If every restaurant wasn't all-you-could eat, would dining out decline and food innovation suffer? Of course not -- most limit do your serving size. So why are some software developers worried that AT&T charging for data means mobile phone owners will suddenly stop buying as many apps and kill their creative efforts?

First, if consumers limiting their appetite for 3G data, will they download fewer apps? Not really. First, there's the physical downloading -- which can still be done over WiFi, for free. Second, there's the data used by the apps when in action. If an app is worthwhile, then people will still want it and just feel it's worth paying for the associated data.

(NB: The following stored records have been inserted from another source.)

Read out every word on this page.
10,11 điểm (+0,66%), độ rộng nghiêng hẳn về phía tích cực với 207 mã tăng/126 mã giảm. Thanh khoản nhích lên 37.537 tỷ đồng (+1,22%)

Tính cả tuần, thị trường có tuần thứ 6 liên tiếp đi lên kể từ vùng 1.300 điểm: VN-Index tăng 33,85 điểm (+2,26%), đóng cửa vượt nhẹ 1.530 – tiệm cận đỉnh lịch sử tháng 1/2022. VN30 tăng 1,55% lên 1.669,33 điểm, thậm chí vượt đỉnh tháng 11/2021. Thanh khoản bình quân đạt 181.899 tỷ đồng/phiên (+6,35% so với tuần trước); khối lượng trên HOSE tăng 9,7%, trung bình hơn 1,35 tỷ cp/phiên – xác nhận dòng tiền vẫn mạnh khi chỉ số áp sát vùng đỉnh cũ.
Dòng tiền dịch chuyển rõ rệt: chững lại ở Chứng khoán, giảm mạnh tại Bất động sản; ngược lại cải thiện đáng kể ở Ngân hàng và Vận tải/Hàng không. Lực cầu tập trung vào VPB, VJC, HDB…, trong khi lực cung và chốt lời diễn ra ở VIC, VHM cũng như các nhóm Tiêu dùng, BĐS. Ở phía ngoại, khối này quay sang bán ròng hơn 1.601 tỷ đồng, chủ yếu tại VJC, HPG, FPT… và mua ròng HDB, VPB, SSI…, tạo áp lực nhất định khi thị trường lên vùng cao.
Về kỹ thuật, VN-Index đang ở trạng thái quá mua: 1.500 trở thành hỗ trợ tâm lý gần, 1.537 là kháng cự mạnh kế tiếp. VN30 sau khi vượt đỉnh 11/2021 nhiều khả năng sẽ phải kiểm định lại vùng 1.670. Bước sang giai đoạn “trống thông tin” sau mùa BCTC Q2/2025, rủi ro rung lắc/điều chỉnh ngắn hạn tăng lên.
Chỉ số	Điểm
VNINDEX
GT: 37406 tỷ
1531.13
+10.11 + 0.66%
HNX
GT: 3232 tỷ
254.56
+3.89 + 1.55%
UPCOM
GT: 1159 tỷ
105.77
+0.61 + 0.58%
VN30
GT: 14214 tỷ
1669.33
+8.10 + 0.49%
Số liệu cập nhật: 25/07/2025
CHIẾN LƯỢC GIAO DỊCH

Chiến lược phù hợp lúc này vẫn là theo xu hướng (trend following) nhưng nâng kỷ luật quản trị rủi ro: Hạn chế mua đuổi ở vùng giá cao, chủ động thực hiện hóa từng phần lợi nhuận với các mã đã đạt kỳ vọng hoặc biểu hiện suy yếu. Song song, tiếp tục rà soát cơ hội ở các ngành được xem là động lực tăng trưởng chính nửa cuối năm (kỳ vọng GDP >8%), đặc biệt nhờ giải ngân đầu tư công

Data limits will effectively weed out the junk. Any application that's subpar will suffer, as people won't feel like it's worth spending their monthly megabytes on it. But that's okay! These aren't going to be the incredible, novel apps that we want to make sure thrive anyway. The amazing new apps will be fine.

The new data charging scheme will also force even more innovation among app developers. Now, they'll care about an additional dimension: optimizing data usage. Since using less data is better for everyone -- because it means the network runs more smoothly -- this is a very desirable outcome. Applications that are designed with fantastic functionality, but also minimize bandwidth needed, will be the winners going forward.

There's some worry that new innovations like videophone (rumored to be part of today's big iPhone 4.0 announcement) might suffer, because they necessarily use a lot of data. True, but that's probably okay. Such flourishes are more form than function -- you can still use the regular voice phone to communicate with friends and relatives using a fraction of the data. And if you really want to talk via video phone, you can still do so without hitting your monthly data limit: just use WiFi. Again, this is ultimately a desirable behavior modification. Data networks shouldn't be bogged down by millions of people streaming video over 3G (or 4G), when it could instead be done through a broadband connection.

Developers shouldn't lament the loss of unlimited data plans. It may force them to work a little harder, but ultimately the mobile phone industry will be better off. Now their apps will work better, because networks won't be as strained.